Ce qu'il ignorait, c'est que Léonard ressentait sa fragilité, qu'il la vivait en lui! Et qu'Ernestine l'avait totalement conquise.
Cependant il aimait profondément Carl, et il savait qu'il devait le protéger de ses propres démons.
À présent, il le masturbait engloutissant en même temps son gland.
Sa délicatesse dans sa gestuelle et sa douceur féminine excitaient énormément Léonard.
Il lui dit :
- Mon amour, vous faites cela comme personne!
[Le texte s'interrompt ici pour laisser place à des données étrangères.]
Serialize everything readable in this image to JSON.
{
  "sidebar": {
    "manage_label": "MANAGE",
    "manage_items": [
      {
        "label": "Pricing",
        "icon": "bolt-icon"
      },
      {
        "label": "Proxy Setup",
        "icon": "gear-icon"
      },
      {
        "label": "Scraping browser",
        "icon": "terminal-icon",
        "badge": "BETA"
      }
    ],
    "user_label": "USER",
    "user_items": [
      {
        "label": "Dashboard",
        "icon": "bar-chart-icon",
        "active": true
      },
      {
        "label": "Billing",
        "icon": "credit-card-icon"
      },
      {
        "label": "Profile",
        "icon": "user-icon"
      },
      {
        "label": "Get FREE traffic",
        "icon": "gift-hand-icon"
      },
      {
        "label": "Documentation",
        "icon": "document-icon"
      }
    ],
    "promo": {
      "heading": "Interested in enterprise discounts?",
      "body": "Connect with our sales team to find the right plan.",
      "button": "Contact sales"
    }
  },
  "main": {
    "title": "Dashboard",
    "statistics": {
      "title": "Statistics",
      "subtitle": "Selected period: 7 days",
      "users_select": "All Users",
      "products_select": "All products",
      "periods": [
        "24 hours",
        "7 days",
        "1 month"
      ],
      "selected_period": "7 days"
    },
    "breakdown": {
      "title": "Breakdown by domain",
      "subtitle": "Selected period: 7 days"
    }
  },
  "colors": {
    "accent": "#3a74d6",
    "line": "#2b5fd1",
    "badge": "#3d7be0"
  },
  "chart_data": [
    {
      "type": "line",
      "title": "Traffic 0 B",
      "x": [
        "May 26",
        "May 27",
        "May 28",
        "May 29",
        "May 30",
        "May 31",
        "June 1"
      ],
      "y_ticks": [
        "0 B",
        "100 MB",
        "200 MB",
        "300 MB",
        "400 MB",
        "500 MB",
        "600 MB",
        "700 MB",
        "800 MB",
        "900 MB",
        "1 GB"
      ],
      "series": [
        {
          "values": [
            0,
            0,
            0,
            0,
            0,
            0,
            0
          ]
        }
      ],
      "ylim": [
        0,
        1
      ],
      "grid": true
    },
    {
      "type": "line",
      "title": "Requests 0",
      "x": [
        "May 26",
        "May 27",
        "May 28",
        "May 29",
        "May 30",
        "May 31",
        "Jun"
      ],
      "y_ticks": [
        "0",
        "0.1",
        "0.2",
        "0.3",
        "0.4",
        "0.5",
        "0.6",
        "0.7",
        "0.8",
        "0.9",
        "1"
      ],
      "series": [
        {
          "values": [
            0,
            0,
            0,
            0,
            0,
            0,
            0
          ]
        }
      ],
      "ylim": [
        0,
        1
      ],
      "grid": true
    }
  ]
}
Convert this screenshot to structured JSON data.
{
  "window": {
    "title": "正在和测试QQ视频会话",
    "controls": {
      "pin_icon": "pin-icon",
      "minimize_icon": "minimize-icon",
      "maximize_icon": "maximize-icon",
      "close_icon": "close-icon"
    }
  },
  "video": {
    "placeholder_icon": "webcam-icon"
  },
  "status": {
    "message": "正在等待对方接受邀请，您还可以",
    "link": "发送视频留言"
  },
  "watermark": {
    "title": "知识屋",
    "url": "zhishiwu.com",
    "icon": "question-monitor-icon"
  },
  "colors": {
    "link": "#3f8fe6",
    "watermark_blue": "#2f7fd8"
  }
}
Venez m'embrasser, je vous en supplie!
Carl, obéissant à son mâle, vint l'embrasser fougueusement et outrageusement! Leurs langues se mêlant l'une contre l'autre!
Cette passion folle entre les deux amants les rendit fous de désir!
Ils s'embrassèrent ainsi passionnément pendant que Carl empoigna la verge gourmande de son aimé, lui administrant une cadence lente et effrénée afin de lui garantir un plaisir durable…
Carl devint le maître de son plaisir! Il remonta, mit sa tête dans le cou de Léonard, entendant ainsi l'excitation de son amour.
Il se montra d'une endurance satisfaisante.
Soudain, le désir atteignant son paroxysme, il prévient Carl dans un râle explosif de son arrivée :
- CARLLL, JE VAIS JOUIIIRRR!
Il expulsa de son gland sa semence nacrée.
Ces cuisses musclées se mirent à trembler, annonçant un orgasme fulgurant.
Son torse fut inondé.
Carl, étant dans un amour absolu pour son homme, lécha l'intégralité de son éjaculat, rendant à son torse sa propreté originelle.
Il avala avec délice le nectar fécond de son aimé.
Léonard, comblé, décida de lui donner également du plaisir.
Il l'allongea sur lui, l'embrassant dans le cou.
Sa main gauche se dirigea vers son antre.
Il le caressa, entrant doucement son index et son majeur en lui…Ce qui lui procura beaucoup de plaisir.
Sa main droite saisit son sexe, commençant à le masturber.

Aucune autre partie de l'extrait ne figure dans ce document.